Why we need to add size_mul here?

Hi, I don't quite understand the code here.

Lines 41 to 42 in 80d3602

    
           if (max_len * (len(batch_indices) + self._size_mul) 
        
                   > self._max_tok):

self._size_mul is used for partitioning, then why we need to add it when checking if the full token length is exceeded?

Hi @VisualJoyce ,

The sampler adds self._size_mul new items to the current batch it is forming. That batch should not exceed the batch_size from your config file, which here is self._max_tok. It must not exceed maximum number of tokens

Thank you for the answer!

In my case, I am trying to select a best BUCKET_SIZE and self._max_tok. I guess the value is empirically selected, I might need to change this on a different dataset, right?

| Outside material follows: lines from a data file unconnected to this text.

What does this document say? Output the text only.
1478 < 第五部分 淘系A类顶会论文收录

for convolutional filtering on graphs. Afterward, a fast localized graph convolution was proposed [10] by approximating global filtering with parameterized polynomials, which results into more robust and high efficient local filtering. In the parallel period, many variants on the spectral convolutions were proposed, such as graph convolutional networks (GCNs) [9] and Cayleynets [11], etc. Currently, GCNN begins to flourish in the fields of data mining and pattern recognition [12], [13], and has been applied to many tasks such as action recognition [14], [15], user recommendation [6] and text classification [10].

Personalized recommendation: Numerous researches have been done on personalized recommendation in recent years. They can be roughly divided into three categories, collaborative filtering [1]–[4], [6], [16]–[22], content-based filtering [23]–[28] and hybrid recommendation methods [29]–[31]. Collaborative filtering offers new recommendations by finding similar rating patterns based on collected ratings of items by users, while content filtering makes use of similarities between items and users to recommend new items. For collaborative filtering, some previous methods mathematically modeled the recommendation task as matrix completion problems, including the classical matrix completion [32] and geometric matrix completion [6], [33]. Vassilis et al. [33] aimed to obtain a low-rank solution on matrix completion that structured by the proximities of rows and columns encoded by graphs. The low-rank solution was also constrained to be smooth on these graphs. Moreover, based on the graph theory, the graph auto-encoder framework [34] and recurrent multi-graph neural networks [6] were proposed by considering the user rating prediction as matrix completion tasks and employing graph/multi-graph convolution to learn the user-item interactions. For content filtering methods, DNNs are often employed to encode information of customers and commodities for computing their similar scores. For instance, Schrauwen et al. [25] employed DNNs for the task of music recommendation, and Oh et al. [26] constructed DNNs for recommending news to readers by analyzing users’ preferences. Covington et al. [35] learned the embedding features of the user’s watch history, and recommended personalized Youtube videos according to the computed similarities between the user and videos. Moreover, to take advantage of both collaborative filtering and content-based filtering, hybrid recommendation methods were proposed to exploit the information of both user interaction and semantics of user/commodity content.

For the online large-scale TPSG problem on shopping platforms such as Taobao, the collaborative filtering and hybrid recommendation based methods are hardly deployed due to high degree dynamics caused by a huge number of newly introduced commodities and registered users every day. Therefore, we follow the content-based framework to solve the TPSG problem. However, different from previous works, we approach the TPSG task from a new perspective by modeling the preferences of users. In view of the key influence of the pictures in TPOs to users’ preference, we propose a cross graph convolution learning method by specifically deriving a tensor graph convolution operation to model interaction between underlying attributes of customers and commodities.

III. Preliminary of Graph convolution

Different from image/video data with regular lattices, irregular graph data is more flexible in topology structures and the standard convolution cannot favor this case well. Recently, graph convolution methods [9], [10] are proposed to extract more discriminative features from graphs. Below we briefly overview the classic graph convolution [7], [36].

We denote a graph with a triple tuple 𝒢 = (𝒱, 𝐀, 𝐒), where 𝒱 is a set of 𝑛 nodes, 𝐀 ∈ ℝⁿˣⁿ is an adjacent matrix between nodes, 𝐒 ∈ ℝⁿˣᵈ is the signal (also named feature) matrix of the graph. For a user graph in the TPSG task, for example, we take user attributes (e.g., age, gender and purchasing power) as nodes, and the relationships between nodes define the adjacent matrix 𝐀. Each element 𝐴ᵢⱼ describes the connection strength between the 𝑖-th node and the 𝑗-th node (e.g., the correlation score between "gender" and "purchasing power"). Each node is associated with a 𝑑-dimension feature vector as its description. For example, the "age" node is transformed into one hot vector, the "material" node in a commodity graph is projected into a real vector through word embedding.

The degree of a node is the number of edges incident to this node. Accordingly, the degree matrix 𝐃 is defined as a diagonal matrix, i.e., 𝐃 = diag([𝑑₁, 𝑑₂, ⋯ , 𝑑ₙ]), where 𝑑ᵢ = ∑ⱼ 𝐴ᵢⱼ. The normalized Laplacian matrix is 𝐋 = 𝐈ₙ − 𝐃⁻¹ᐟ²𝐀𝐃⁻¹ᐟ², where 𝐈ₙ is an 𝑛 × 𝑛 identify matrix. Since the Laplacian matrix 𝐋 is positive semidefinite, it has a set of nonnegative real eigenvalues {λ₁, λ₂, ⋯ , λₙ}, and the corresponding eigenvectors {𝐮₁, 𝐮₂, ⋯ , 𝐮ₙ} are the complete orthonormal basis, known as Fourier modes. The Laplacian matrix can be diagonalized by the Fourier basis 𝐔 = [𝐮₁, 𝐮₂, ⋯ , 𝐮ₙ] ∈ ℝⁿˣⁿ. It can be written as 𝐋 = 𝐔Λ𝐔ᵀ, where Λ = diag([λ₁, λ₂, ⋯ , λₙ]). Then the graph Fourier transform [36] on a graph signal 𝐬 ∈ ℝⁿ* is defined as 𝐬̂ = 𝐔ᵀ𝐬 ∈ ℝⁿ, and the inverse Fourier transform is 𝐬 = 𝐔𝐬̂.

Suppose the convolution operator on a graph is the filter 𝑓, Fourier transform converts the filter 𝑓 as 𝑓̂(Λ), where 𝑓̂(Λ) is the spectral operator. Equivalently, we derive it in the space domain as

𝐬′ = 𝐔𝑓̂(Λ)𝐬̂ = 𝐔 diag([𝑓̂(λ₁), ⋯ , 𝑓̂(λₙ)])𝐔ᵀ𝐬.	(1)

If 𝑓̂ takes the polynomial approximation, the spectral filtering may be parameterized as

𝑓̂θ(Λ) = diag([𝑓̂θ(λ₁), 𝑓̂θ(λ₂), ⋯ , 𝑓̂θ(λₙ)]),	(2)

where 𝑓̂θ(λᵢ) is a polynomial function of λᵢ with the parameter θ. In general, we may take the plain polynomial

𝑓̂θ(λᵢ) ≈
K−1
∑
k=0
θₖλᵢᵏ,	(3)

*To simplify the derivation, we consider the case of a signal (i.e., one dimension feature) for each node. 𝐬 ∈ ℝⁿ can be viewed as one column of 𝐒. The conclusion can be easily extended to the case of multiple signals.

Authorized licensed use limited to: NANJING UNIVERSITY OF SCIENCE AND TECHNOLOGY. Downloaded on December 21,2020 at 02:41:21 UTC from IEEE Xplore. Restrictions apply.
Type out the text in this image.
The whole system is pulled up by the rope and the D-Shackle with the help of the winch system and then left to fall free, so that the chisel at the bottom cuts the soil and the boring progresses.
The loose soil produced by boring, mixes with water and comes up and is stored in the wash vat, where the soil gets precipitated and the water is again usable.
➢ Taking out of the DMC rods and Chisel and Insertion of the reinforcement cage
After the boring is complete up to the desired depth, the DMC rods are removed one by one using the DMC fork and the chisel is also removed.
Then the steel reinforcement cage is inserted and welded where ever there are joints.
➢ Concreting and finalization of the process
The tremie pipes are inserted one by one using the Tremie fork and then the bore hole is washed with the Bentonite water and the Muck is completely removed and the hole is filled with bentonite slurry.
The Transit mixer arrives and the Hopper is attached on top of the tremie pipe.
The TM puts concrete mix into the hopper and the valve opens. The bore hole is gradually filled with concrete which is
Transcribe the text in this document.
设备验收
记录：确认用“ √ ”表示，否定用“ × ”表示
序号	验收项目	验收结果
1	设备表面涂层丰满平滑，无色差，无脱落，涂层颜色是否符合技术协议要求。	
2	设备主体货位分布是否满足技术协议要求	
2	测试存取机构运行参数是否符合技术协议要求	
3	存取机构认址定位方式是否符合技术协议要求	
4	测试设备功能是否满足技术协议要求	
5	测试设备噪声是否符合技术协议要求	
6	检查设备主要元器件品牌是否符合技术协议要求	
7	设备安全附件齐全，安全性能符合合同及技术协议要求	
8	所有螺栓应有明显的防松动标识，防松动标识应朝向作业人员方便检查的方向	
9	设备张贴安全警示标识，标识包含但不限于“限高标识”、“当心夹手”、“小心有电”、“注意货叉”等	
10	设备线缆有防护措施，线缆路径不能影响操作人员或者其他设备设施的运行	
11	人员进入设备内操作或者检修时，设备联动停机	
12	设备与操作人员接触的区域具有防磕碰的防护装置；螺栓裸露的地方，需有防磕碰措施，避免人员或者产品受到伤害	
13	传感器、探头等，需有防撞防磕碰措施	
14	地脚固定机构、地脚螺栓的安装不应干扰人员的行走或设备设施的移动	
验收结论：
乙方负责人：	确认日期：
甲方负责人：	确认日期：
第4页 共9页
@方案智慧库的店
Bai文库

Indeed, they are empirically selected, but I can provide you with my example based on VQA task.
I am currently training the uniter large pretrained on 1080 12GB VRAM

For batch_size 1024( in config), the sampler provides batches of 8 examples (self._size_mul)
For batch_size 3072( in config), the sampler provides batches of 24/32 examples (self._size_mul)
For batch_size 5120( in config), the sampler provides batches of 40/48/54 examples (self._size_mul) , but sometimes crashes with unable to allocate extra memory on gpu (as we are training single-gpu).

So for me, 3072 is the best, and I imagine you can find yours similarly

	if (max_len * (len(batch_indices) + self._size_mul)
	> self._max_tok):